It is true that the iPhone’s success has been so astounding that anyone who hypothesized it a decade ago would have been laughed out of town. And, if nothing else, the iPhone does serve as a reminder that the future is unpredictable and that sometimes fantastically amazing and unpredictable things do happen.
What the existence of the iPhone does not do, however, is guarantee that Apple is going to do the same thing in the car business that it did in the phone business.
The important story here is that some of the smartest minds in Silicon Valley appear to have stopped thinking critically. Instead, after being surrounded by 15 years of unbridled, unpredicted success in the face of highly vocal skepticism, they have gotten caught up in their own natural and admirable optimism and have begun to regard it as a given that anything they dream up will come to fruition.
Henry Blodget
I don’t usually read Business Insider (too many click-bait headlines), but this article certainly hits a sore spot.

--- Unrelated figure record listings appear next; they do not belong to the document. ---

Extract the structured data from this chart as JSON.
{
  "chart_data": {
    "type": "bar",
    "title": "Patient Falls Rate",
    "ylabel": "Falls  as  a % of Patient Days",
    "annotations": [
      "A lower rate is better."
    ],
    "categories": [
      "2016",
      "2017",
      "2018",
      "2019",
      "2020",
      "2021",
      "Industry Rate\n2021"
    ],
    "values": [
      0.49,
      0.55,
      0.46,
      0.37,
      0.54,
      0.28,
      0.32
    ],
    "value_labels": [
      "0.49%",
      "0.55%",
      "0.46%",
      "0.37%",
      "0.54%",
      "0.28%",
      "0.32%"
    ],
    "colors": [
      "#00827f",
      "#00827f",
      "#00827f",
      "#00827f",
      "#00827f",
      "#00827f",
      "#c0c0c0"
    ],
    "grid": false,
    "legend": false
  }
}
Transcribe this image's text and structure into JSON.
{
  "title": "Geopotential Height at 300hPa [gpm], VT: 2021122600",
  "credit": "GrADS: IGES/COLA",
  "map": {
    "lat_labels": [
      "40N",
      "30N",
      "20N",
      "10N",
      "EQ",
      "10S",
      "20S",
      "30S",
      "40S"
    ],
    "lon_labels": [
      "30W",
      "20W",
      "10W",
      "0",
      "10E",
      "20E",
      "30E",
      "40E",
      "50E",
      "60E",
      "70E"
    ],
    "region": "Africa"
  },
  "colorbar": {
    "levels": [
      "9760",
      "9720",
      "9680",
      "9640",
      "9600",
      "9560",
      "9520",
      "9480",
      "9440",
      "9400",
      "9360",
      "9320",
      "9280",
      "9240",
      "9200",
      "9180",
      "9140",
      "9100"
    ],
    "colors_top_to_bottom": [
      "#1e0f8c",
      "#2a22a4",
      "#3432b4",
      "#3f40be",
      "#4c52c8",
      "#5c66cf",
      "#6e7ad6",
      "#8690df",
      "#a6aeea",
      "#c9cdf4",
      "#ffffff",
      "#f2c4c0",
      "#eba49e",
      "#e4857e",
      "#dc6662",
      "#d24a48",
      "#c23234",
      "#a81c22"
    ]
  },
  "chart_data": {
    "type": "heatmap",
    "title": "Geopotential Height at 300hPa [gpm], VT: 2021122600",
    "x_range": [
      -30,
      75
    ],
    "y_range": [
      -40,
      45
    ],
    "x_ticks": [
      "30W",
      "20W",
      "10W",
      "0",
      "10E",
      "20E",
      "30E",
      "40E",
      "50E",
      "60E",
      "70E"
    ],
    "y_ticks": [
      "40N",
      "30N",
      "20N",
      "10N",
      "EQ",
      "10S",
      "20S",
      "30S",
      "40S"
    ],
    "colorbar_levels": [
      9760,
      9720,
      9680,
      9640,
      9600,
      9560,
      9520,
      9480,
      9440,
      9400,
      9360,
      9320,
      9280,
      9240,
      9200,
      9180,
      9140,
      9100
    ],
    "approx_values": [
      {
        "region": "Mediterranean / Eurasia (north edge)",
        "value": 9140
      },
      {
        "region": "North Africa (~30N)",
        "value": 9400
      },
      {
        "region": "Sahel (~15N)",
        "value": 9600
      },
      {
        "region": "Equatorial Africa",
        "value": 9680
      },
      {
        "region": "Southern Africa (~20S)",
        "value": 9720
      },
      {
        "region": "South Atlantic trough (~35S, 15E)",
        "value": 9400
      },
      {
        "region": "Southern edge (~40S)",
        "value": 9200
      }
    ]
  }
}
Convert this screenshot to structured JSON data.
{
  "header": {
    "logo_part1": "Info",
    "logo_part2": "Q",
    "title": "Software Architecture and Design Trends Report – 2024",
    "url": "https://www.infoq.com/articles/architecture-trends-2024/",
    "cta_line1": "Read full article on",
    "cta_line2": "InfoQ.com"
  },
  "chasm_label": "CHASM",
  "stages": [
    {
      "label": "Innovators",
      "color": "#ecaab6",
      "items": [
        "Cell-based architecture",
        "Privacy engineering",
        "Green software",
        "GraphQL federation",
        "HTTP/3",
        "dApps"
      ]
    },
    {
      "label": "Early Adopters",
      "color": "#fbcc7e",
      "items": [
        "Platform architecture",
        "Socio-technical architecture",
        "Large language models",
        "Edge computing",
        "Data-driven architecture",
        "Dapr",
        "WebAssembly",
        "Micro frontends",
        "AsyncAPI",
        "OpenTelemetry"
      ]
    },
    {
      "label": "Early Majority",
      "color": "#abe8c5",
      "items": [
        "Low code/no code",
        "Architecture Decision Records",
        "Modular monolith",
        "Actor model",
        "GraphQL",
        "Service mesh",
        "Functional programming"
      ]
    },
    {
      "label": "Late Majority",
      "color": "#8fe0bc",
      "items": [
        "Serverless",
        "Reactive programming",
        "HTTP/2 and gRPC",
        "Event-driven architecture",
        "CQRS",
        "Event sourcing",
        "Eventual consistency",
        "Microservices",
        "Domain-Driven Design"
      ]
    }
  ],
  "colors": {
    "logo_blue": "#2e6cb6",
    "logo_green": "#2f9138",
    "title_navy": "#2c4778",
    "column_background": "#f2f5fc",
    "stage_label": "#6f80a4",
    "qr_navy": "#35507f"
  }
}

There are signs in the skyrocketing valuations of new apps, in the unreasonable expectations about Uber, in articles such as this one mixing random facts with uncritical assumptions – and in the euphoric reaction of people reading them. It’s alright and even healthy to think about what’s possible in the future and how we might deal with new technologies; it’s quite another to confuse possibilities with probabilities and act as if every bit of rumor, every prototype is an established fact. Silicon Valley is drunk on the future, but at some point it will have to sober up again.